An anonymous buyer, via telephone, put in the auction's sole bid for the settlement, which is located in the middle of a forest and is currently home to 15 tenants.
Up for auction was the entire 16,000-square-meter settlement, including a looping village street, nine residential buildings, several outbuildings and 10 sheds and garages. The minimum bid was set at 125,000 euros.
"Many interested parties have inquired with us, including from abroad," said Matthias Knake of the Karhausen auction house. The residences are modestly equipped and have stove heating. Some of the buildings have moisture damage and damage to their facades.
In 2000, the hamlet was sold to private investors for one "symbolic Deutschmark," the pre-euro German currency.
The two brothers who were the original buyers of its dozen buildings, plus sheds and garages, did not manage to stop its slide into neglect.
During World War II, the Hitler Youth trained around Alwine and prisoners of war were incarcerated nearby. Then the Iron Curtain went up and it became part of Germany's communist East.

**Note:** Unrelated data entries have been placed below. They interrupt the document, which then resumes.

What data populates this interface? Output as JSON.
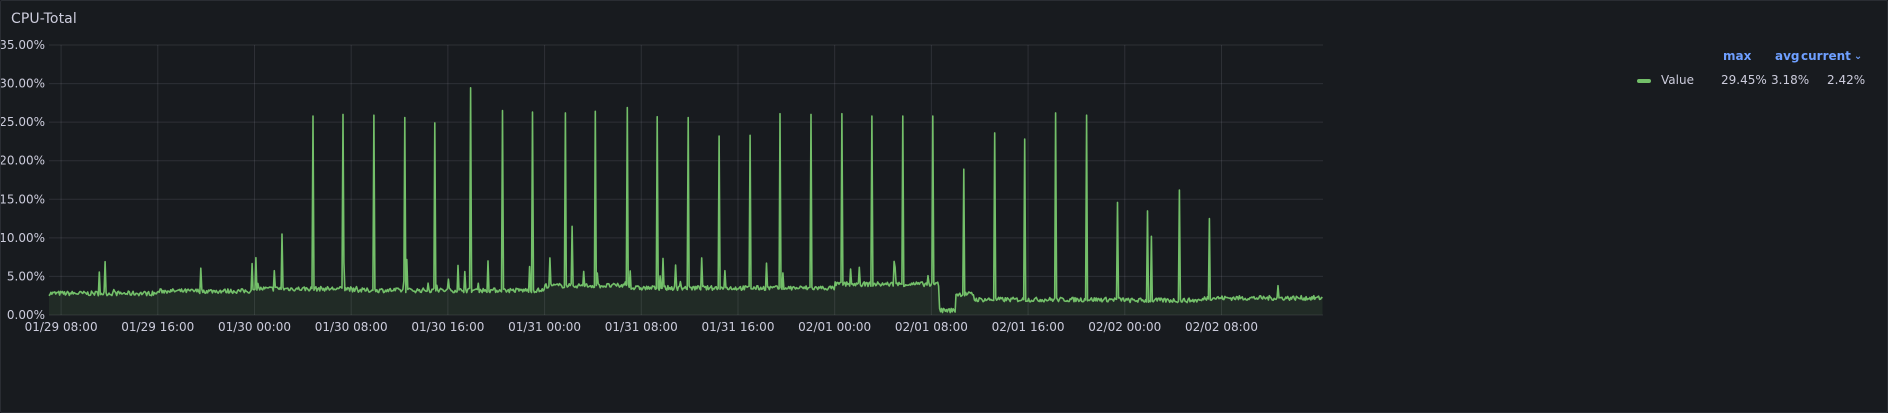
{
  "panel": {
    "title": "CPU-Total"
  },
  "legend": {
    "headers": {
      "max": "max",
      "avg": "avg",
      "current": "current"
    },
    "series": [
      {
        "name": "Value",
        "max": "29.45%",
        "avg": "3.18%",
        "current": "2.42%",
        "color": "#73bf69"
      }
    ]
  },
  "chart_data": {
    "type": "line",
    "y_tick_labels": [
      "0.00%",
      "5.00%",
      "10.00%",
      "15.00%",
      "20.00%",
      "25.00%",
      "30.00%",
      "35.00%"
    ],
    "ylim": [
      0,
      35
    ],
    "x_tick_labels": [
      "01/29 08:00",
      "01/29 16:00",
      "01/30 00:00",
      "01/30 08:00",
      "01/30 16:00",
      "01/31 00:00",
      "01/31 08:00",
      "01/31 16:00",
      "02/01 00:00",
      "02/01 08:00",
      "02/01 16:00",
      "02/02 00:00",
      "02/02 08:00"
    ],
    "grid": true,
    "legend_placement": "right",
    "series": [
      {
        "name": "Value",
        "color": "#73bf69",
        "baseline_segments": [
          {
            "from_hour": -1,
            "to_hour": 8,
            "value": 2.8
          },
          {
            "from_hour": 8,
            "to_hour": 16,
            "value": 3.1
          },
          {
            "from_hour": 16,
            "to_hour": 24,
            "value": 3.4
          },
          {
            "from_hour": 24,
            "to_hour": 40,
            "value": 3.2
          },
          {
            "from_hour": 40,
            "to_hour": 47,
            "value": 3.8
          },
          {
            "from_hour": 47,
            "to_hour": 64,
            "value": 3.5
          },
          {
            "from_hour": 64,
            "to_hour": 72.6,
            "value": 4.0
          },
          {
            "from_hour": 72.6,
            "to_hour": 74,
            "value": 0.6
          },
          {
            "from_hour": 74,
            "to_hour": 75.5,
            "value": 2.7
          },
          {
            "from_hour": 75.5,
            "to_hour": 88,
            "value": 2.0
          },
          {
            "from_hour": 88,
            "to_hour": 94.5,
            "value": 1.9
          },
          {
            "from_hour": 94.5,
            "to_hour": 104.4,
            "value": 2.2
          }
        ],
        "spikes": [
          {
            "hour": 20.8,
            "value": 25.8
          },
          {
            "hour": 23.3,
            "value": 26.0
          },
          {
            "hour": 25.9,
            "value": 25.9
          },
          {
            "hour": 28.4,
            "value": 25.6
          },
          {
            "hour": 30.9,
            "value": 24.9
          },
          {
            "hour": 33.9,
            "value": 29.45
          },
          {
            "hour": 36.5,
            "value": 26.5
          },
          {
            "hour": 39.0,
            "value": 26.3
          },
          {
            "hour": 41.7,
            "value": 26.2
          },
          {
            "hour": 42.3,
            "value": 11.5
          },
          {
            "hour": 44.2,
            "value": 26.4
          },
          {
            "hour": 46.8,
            "value": 26.9
          },
          {
            "hour": 49.3,
            "value": 25.7
          },
          {
            "hour": 51.9,
            "value": 25.6
          },
          {
            "hour": 54.4,
            "value": 23.2
          },
          {
            "hour": 57.0,
            "value": 23.3
          },
          {
            "hour": 59.5,
            "value": 26.1
          },
          {
            "hour": 62.0,
            "value": 26.0
          },
          {
            "hour": 64.6,
            "value": 26.1
          },
          {
            "hour": 67.1,
            "value": 25.8
          },
          {
            "hour": 69.6,
            "value": 25.8
          },
          {
            "hour": 72.1,
            "value": 25.8
          },
          {
            "hour": 74.7,
            "value": 18.9
          },
          {
            "hour": 77.2,
            "value": 23.6
          },
          {
            "hour": 79.7,
            "value": 22.8
          },
          {
            "hour": 82.3,
            "value": 26.2
          },
          {
            "hour": 84.8,
            "value": 25.9
          },
          {
            "hour": 87.4,
            "value": 14.6
          },
          {
            "hour": 89.9,
            "value": 13.5
          },
          {
            "hour": 90.2,
            "value": 10.2
          },
          {
            "hour": 92.5,
            "value": 16.2
          },
          {
            "hour": 95.0,
            "value": 12.5
          },
          {
            "hour": 100.7,
            "value": 3.8
          },
          {
            "hour": 18.3,
            "value": 10.5
          }
        ],
        "noise_amplitude": 0.6,
        "small_spike_max": 8.8
      }
    ]
  }
}
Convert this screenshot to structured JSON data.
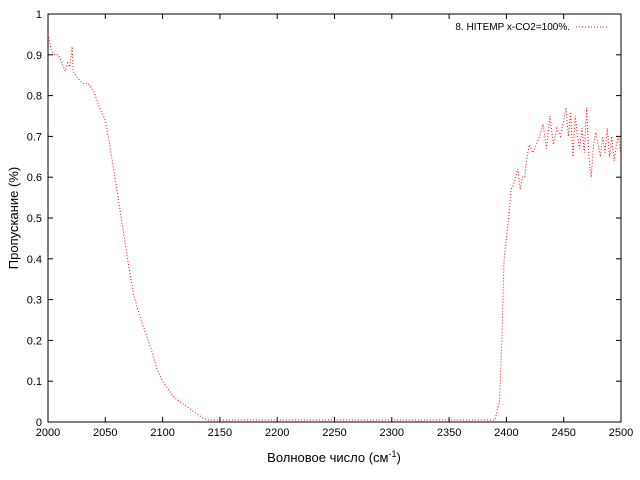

Until Germany's 1990 reunification, all the property in Alwine, which once counted about 50 residents, was owned by a nearby coal briquette plant, the oldest in Europe. The plant closed in 1991 and many people left as the work dried up.
Alwine is not the only such community in eastern Germany, which still lags behind the west in prosperity, wages and jobs with a per capita GDP that was only 67 percent of that in western states in 2015.
Between 1990 and 2015, the eastern region's population fell by about 15 percent, according to a government report this year.
"After reunification, many people moved away for jobs," Hildegard Schroeteler-von Brandt, a professor of architecture and urban studies at Siegen University, said before the sale.
"These jobs have not been replaced everywhere in East Germany."
Andreas Claus, the mayor of Uebigau-Wahrenbrueck of which Alwine is a part, said: "People in economically underdeveloped areas feel left alone with their problems."
During the elections in September, nearly 23 percent of Uebigau-Wahrenbrueck voted for the far-right Alternative for Germany (AfD) party, nearly twice the national average.